Tuesday, March 25, 2008 

And now, some rare good news, amid a tepid constitutional reform white paper.

Only 3 years after it was first passed, the sections of the Serious Organised Crime and Police Act 2005 dealing with protests with 1km of Westminster are to be repealed. Presumably those members of parliament who justified the restrictions on the basis that Brian Haw's placards could hide a bomb might be moved to retract their words, and perhaps those convicted under the act might also have their records cleared, along with apologies from the government for how they were prosecuted simply for exercising their democratic right. Perhaps I might go piss in the wind.

That, sadly, was about the most radical part of today's white paper on the "constitutional renewal bill" (PDF). The other measures are either ones that have long been proposed or ones that are incredibly feeble. Hence the reform of the attorney general's powers, prompted entirely because of the concerns over the advice given prior to the Iraq war and Lord Goldsmith's role in the ending of the Serious Fraud Office inquiry into the BAE-Saudi slush fund are such that he/she in the future will retain the right to end prosecutions over matters of national security, which just so happens to be the specious reasoning behind the dropping of the SFO case! The change itself that the attorney general will have to report to parliament when he/she does wield that power isn't clear either; Goldsmith announced to the Lords previously that the inquiry was being dropped. Isn't that more or less one and the same thing?

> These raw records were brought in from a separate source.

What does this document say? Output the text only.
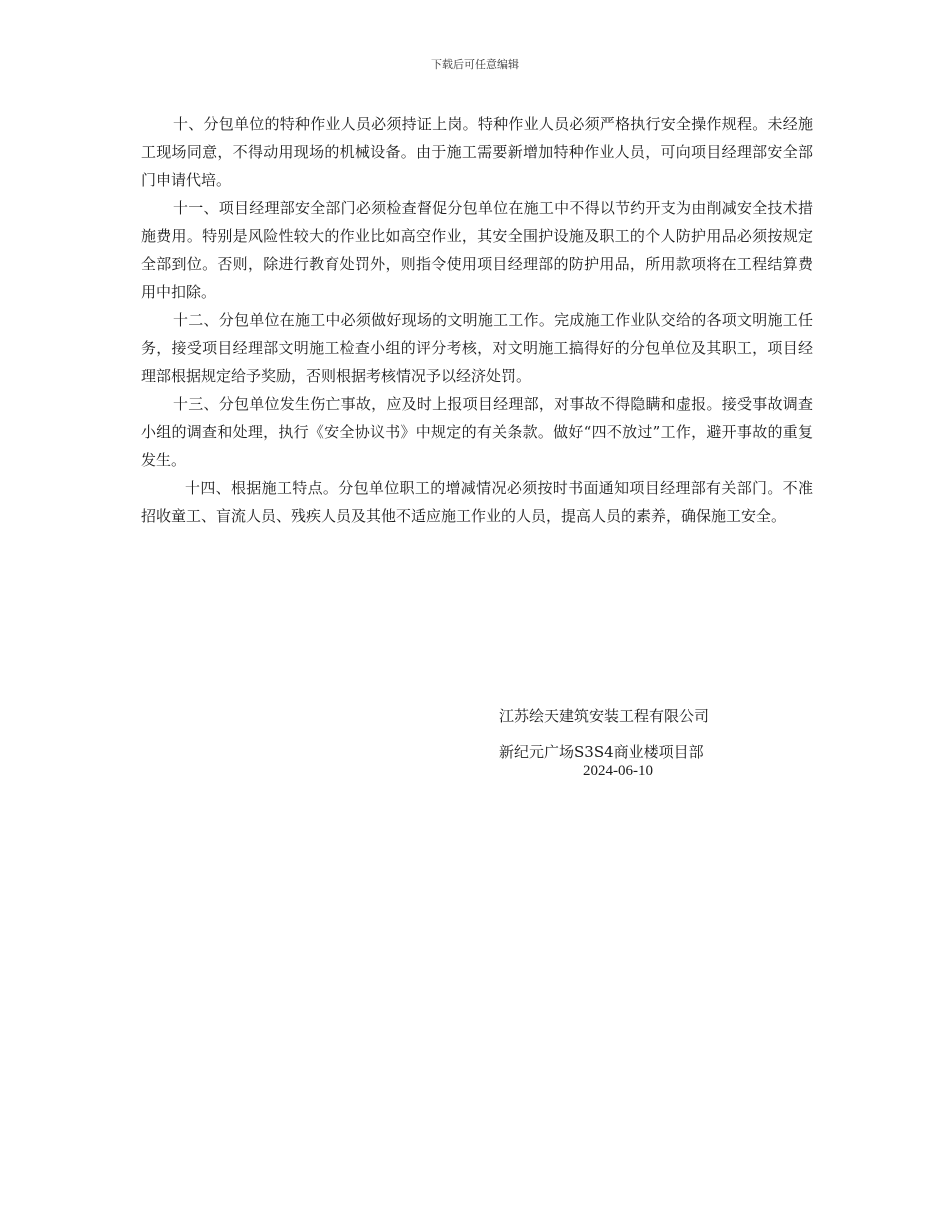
下载后可任意编辑

十、分包单位的特种作业人员必须持证上岗。特种作业人员必须严格执行安全操作规程。未经施工现场同意，不得动用现场的机械设备。由于施工需要新增加特种作业人员，可向项目经理部安全部门申请代培。

十一、项目经理部安全部门必须检查督促分包单位在施工中不得以节约开支为由削减安全技术措施费用。特别是风险性较大的作业比如高空作业，其安全围护设施及职工的个人防护用品必须按规定全部到位。否则，除进行教育处罚外，则指令使用项目经理部的防护用品，所用款项将在工程结算费用中扣除。

十二、分包单位在施工中必须做好现场的文明施工工作。完成施工作业队交给的各项文明施工任务，接受项目经理部文明施工检查小组的评分考核，对文明施工搞得好的分包单位及其职工，项目经理部根据规定给予奖励，否则根据考核情况予以经济处罚。

十三、分包单位发生伤亡事故，应及时上报项目经理部，对事故不得隐瞒和虚报。接受事故调查小组的调查和处理，执行《安全协议书》中规定的有关条款。做好“四不放过”工作，避开事故的重复发生。

十四、根据施工特点。分包单位职工的增减情况必须按时书面通知项目经理部有关部门。不准招收童工、盲流人员、残疾人员及其他不适应施工作业的人员，提高人员的素养，确保施工安全。

江苏绘天建筑安装工程有限公司

新纪元广场S3S4商业楼项目部

2024-06-10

The whole bill seems to have this aura of meaninglessness and paucity of radicalism about it. Parliament will now have to have all treaties laid before it and passed before they can be enshrined, but this won't apply to either EU or tax treaties, so how often this new parliamentary right will be exercised is open to question. The civil service will be formally made independent, which is long overdue, but again how much it will actually change anything is another matter.

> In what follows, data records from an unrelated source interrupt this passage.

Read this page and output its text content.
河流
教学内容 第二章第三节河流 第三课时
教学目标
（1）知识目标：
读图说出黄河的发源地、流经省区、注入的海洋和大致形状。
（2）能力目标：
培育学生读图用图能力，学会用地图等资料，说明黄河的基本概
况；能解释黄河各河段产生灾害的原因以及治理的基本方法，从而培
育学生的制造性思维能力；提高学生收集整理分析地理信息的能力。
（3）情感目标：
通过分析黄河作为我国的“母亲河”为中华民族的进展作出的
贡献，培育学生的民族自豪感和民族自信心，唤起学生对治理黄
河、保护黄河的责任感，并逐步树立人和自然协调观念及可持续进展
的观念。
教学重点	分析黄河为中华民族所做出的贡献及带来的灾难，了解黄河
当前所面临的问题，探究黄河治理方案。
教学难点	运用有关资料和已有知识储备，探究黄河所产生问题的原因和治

As promised, the bill does set out how parliament will have a vote before war which is a much needed reform, but this doesn't inspire total confidence either. Two points open to question are that the attorney general's advice on whether the conflict itself will be legal under international law will not be provided in full but whether it's legal or not will be given, which is hardly sufficient either for those expected to vote on such a matter or for this country's standing on the international stage. It also won't apply to when special forces are being used, won't be retroactive, so if forces are sent in secretly then there won't necessarily be a vote once their mission becomes known, and if parliament is dissolved or adjourned when a conflict breaks out, again the government reserves the right not to recall parliament in order for a vote to be held. We'd better hope then a war doesn't break out sometime between July and the end of the party conferences at September, as the government will be fully justified in ignoring calls for a vote, just as it ignored calls for a recall to debate the Israel-Lebanon-Hizbullah war in 2006.

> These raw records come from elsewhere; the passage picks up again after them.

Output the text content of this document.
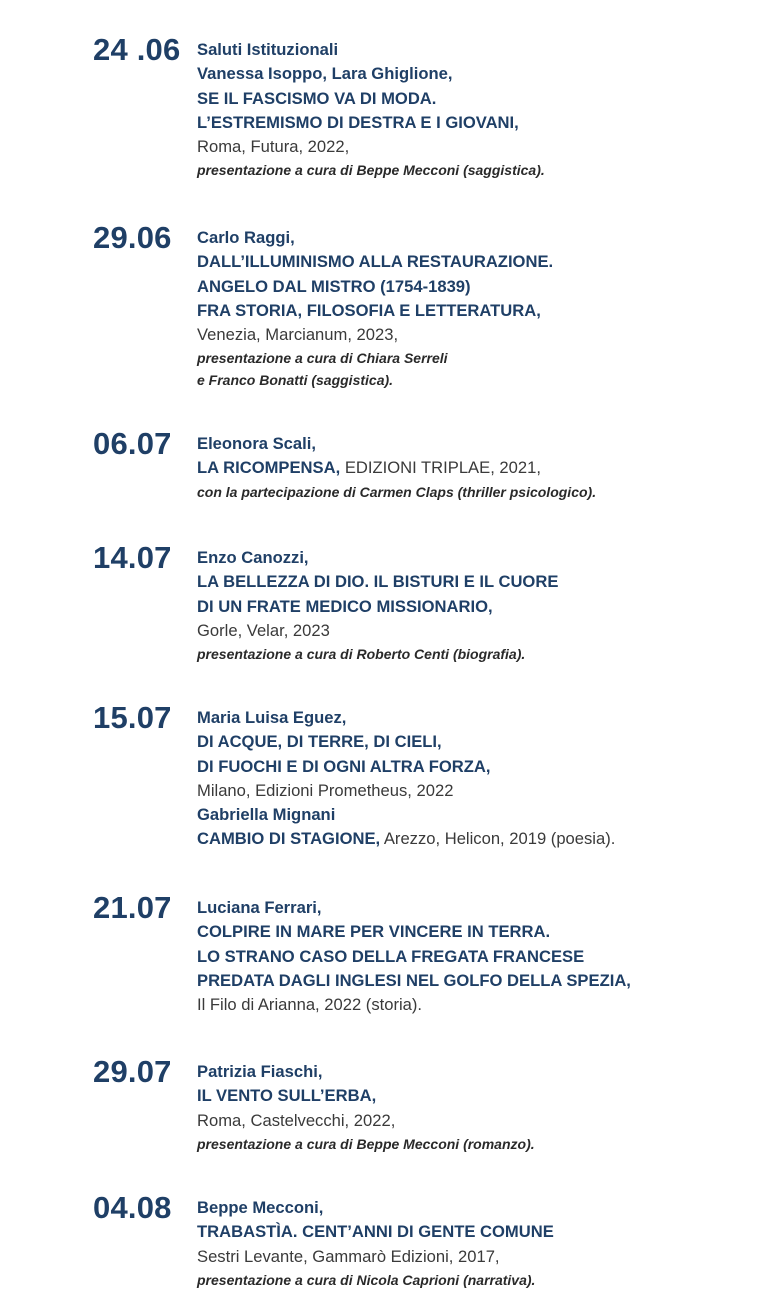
24 .06 Saluti Istituzionali
Vanessa Isoppo, Lara Ghiglione,
SE IL FASCISMO VA DI MODA.
L’ESTREMISMO DI DESTRA E I GIOVANI,
Roma, Futura, 2022,
presentazione a cura di Beppe Mecconi (saggistica).
29.06 Carlo Raggi,
DALL’ILLUMINISMO ALLA RESTAURAZIONE.
ANGELO DAL MISTRO (1754-1839)
FRA STORIA, FILOSOFIA E LETTERATURA,
Venezia, Marcianum, 2023,
presentazione a cura di Chiara Serreli
e Franco Bonatti (saggistica).
06.07 Eleonora Scali,
LA RICOMPENSA, EDIZIONI TRIPLAE, 2021,
con la partecipazione di Carmen Claps (thriller psicologico).
14.07 Enzo Canozzi,
LA BELLEZZA DI DIO. IL BISTURI E IL CUORE
DI UN FRATE MEDICO MISSIONARIO,
Gorle, Velar, 2023
presentazione a cura di Roberto Centi (biografia).
15.07 Maria Luisa Eguez,
DI ACQUE, DI TERRE, DI CIELI,
DI FUOCHI E DI OGNI ALTRA FORZA,
Milano, Edizioni Prometheus, 2022
Gabriella Mignani
CAMBIO DI STAGIONE, Arezzo, Helicon, 2019 (poesia).
21.07 Luciana Ferrari,
COLPIRE IN MARE PER VINCERE IN TERRA.
LO STRANO CASO DELLA FREGATA FRANCESE
PREDATA DAGLI INGLESI NEL GOLFO DELLA SPEZIA,
Il Filo di Arianna, 2022 (storia).
29.07 Patrizia Fiaschi,
IL VENTO SULL’ERBA,
Roma, Castelvecchi, 2022,
presentazione a cura di Beppe Mecconi (romanzo).
04.08 Beppe Mecconi,
TRABASTÌA. CENT’ANNI DI GENTE COMUNE
Sestri Levante, Gammarò Edizioni, 2017,
presentazione a cura di Nicola Caprioni (narrativa).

The other parts of the bill/white paper deal with public appointments, on which the government is yet to respond to recommendations made by the liason committee; the intelligence and security committee, which under the proposals is to be ever so slightly beefed up, with appointments made by the commons rather than the prime minister himself, briefings to be given making the committee's work more public, a role for an investigator previously assigned to be revived, and with a debate after publishing of reports in the House of Lords. This doesn't come close to what we really need, which is a watchdog similar to either prisons inspectorate or to the Independent Police Complaints Commission. Similarly, if the directors of either MI5 or MI6 can make public speeches about just how dire the security situation is, as both the former and current head of MI5 has done, they should be expected to give their evidence to the committees in public. They can't demand secrecy one moment and give bloodcurdling speeches the next.

Finally the paper sees no reason to change the current archaic system of the prime minister appointing senior members of the Church of England to their respective posts, although it does deign to consider recommendations made by the Synod itself over the procedures, and the flag will now be able to fly from government buildings permanently.

That, it seems, is the key metaphor for the entire packaging. Everything else might be screwed, but the flag will continue to fly.